Melaleuca pritzelii
- Conservation status: Priority Three — Poorly Known Taxa (DEC)

Scientific classification
- Kingdom: Plantae
- Clade: Embryophytes
- Clade: Tracheophytes
- Clade: Spermatophytes
- Clade: Angiosperms
- Clade: Eudicots
- Clade: Rosids
- Order: Myrtales
- Family: Myrtaceae
- Genus: Melaleuca
- Species: M. pritzelii
- Binomial name: Melaleuca pritzelii (Domin) Barlow
- Synonyms: Melaleuca densa var. pritzelii Domin

= Melaleuca pritzelii =

- Genus: Melaleuca
- Species: pritzelii
- Authority: (Domin) Barlow
- Conservation status: P3
- Synonyms: Melaleuca densa var. pritzelii Domin

Species of flowering plant

Melaleuca pritzelii is a plant in the myrtle family, Myrtaceae, and is endemic to the south-west of Western Australia. It was originally named in 1923 by Karel Domin as a subspecies Melaleuca densa var. pritzelii but raised to species status in 1992. It is a rare species, known only from a few plants in each of a small number of populations.

==Description==
Melaleuca pritzelii is a shrub which grows to about 1.2 m tall with rough grey bark. The plant is glabrous except for the new growth when it first appears covered with matted hairs. Its leaves are usually arranged in opposite pairs at right angles to the pairs above and below (decussate) so that there are four rows of leaves along the branchlets. The leaves are 1.2-4.2 mm long and 1.2-3.5 mm wide, concave and egg-shaped tapering to a pointed end.
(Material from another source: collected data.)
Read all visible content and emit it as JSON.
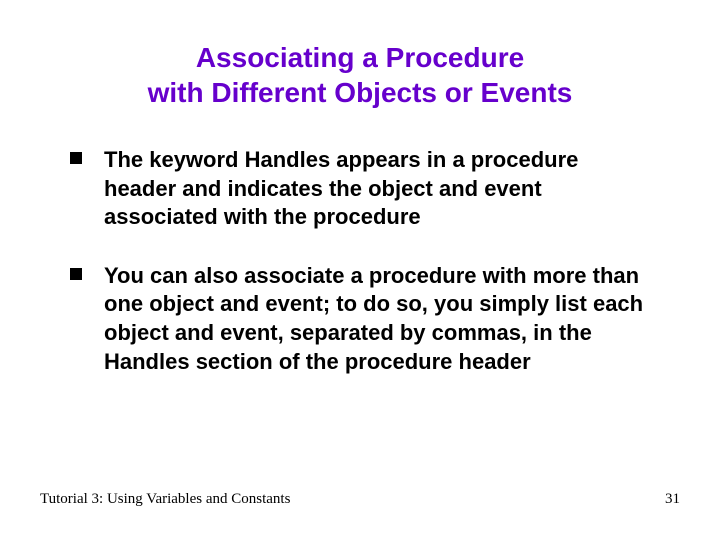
{
  "title_line1": "Associating a Procedure",
  "title_line2": "with Different Objects or Events",
  "bullets": [
    "The keyword Handles appears in a procedure header and indicates the object and event associated with the procedure",
    "You can also associate a procedure with more than one object and event; to do so, you simply list each object and event, separated by commas, in the Handles section of the procedure header"
  ],
  "footer_left": "Tutorial 3: Using Variables and Constants",
  "footer_right": "31"
}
The flowers are cream coloured, arranged in heads on old wood or sometimes on the ends of branches and contain 4 to 14 individual flowers. The heads are up to 15 mm wide. The stamens are arranged in five bundles around the flower, each bundle containing 2 to 4 stamens. The flowering season is mainly early spring and is followed by the fruit which are cup-shaped woody or papery capsules 2.0-2.4 mm long and about 4 mm in diameter in clusters.

==Taxonomy and naming==
Melaleuca pritzelii was first formally described in 1923 as Melaleuca densa var. pritzelii by Karel Domin but raised to species status in 1992 by Frances Quinn, Kirsten Cowley, Lyndley Craven and Bryan Barlow in Nuytsia, noting that the species is probably not closely related to Melaleuca densa. The specific epithet (pritzelii) honours Ernst Georg Pritzel, who collected the specimen described by Domin.

==Distribution and habitat==
Melaleuca pritzelii is confined a few small populations in the Gnowangerup, Stirling Range and Bremer Bay districts in the Avon Wheatbelt, Esperance Plains, Jarrah Forest and Mallee biogeographic regions where it grows in sandy or clayey soils in swampy areas.

==Conservation==
Melaleuca pritzelii is classified as priority three by the Government of Western Australia Department of Parks and Wildlife meaning that it is known from only a few locations and is not currently in imminent danger.